All I can say is: not me mate, not me, maybe my customers, maybe my relatives. Me? no way jose.
I already made the "personal" decision of not running at home anything MS proprietary beyond XP/2003, and that's because I do not trust Vista/7/2008 privileged system processes that I can not see or control.
I'm IT old school, the penguin so far is my democratic IT friend and does allow me to do as I please with my files and my data.
Stallman, and Freedom
"It's stupidity.

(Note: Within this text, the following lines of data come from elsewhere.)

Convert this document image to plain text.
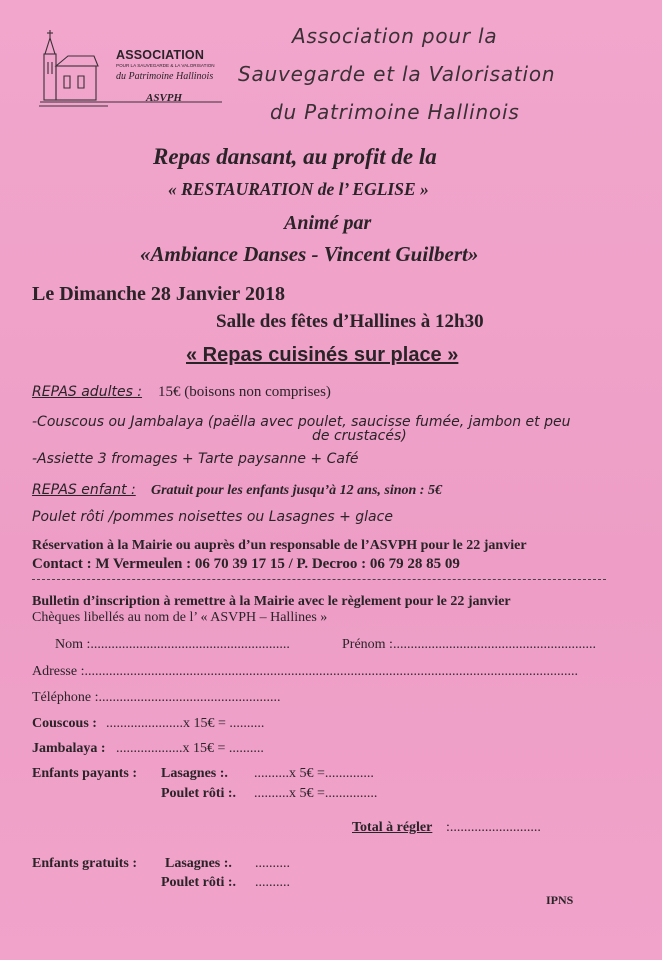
ASSOCIATION
POUR LA SAUVEGARDE & LA VALORISATION
du Patrimoine Hallinois
ASVPH
Association pour la
Sauvegarde et la Valorisation
du Patrimoine Hallinois
Repas dansant, au profit de la
« RESTAURATION de l’ EGLISE »
Animé par
«Ambiance Danses - Vincent Guilbert»
Le Dimanche 28 Janvier 2018
Salle des fêtes d’Hallines à 12h30
« Repas cuisinés sur place »
REPAS adultes : 15€ (boisons non comprises)
-Couscous ou Jambalaya (paëlla avec poulet, saucisse fumée, jambon et peu
de crustacés)
-Assiette 3 fromages + Tarte paysanne + Café
REPAS enfant : Gratuit pour les enfants jusqu’à 12 ans, sinon : 5€
Poulet rôti /pommes noisettes ou Lasagnes + glace
Réservation à la Mairie ou auprès d’un responsable de l’ASVPH pour le 22 janvier
Contact : M Vermeulen : 06 70 39 17 15 / P. Decroo : 06 79 28 85 09
Bulletin d’inscription à remettre à la Mairie avec le règlement pour le 22 janvier
Chèques libellés au nom de l’ « ASVPH – Hallines »
Nom :.........................................................	Prénom :..........................................................
Adresse :.............................................................................................................................................
Téléphone :....................................................
Couscous : ......................x 15€ = ..........
Jambalaya : ...................x 15€ = ..........
Enfants payants : Lasagnes :. ..........x 5€ =..............
Poulet rôti :. ..........x 5€ =...............
Total à régler :..........................
Enfants gratuits : Lasagnes :. ..........
Poulet rôti :. ..........
IPNS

It's worse than stupidity: it's a marketing hype campaign... Somebody is saying this is inevitable – and whenever you hear somebody saying that, it's very likely to be a set of businesses campaigning to make it true."
(Stallman speaking to the Guardian)
What is acutely distressing about the hysterical use of 'terrorism' to justify civil liberty infringement is the blurring of the distinction between Government and corporate interest, at the expense of people who should be represented and protected in a democratic nation.
Politicians find it expedient to privatise data gathering and surveillance for 'our safety'. The corporates find it convenient to exploit data harvested by the Government for marketing, and so perpetuate the fear.
How exaggerated is the risk?
On average, every year in the UK the same number of people die falling out of trees, as die from acts of terrorism. Yet no one is putting crash mats under oak trees, running breathless news stories of corpses found under a chestnut tree, or proposing strip searches on entry to woodlands.
Thankfully, no one has died from an act of terrorism on the UK mainland since 2005. Tragically in that event, 56 were killed. That suggests our Security Services are doing a good job.
Yet in the four years since 2005, approximately 114,000 people a year have died from smoking related disease caused by the poisonous products of the tobacco industry. That is around 450,000 dead. Around **half a million** dead. But no tobacco executive has been arrested and prosecuted.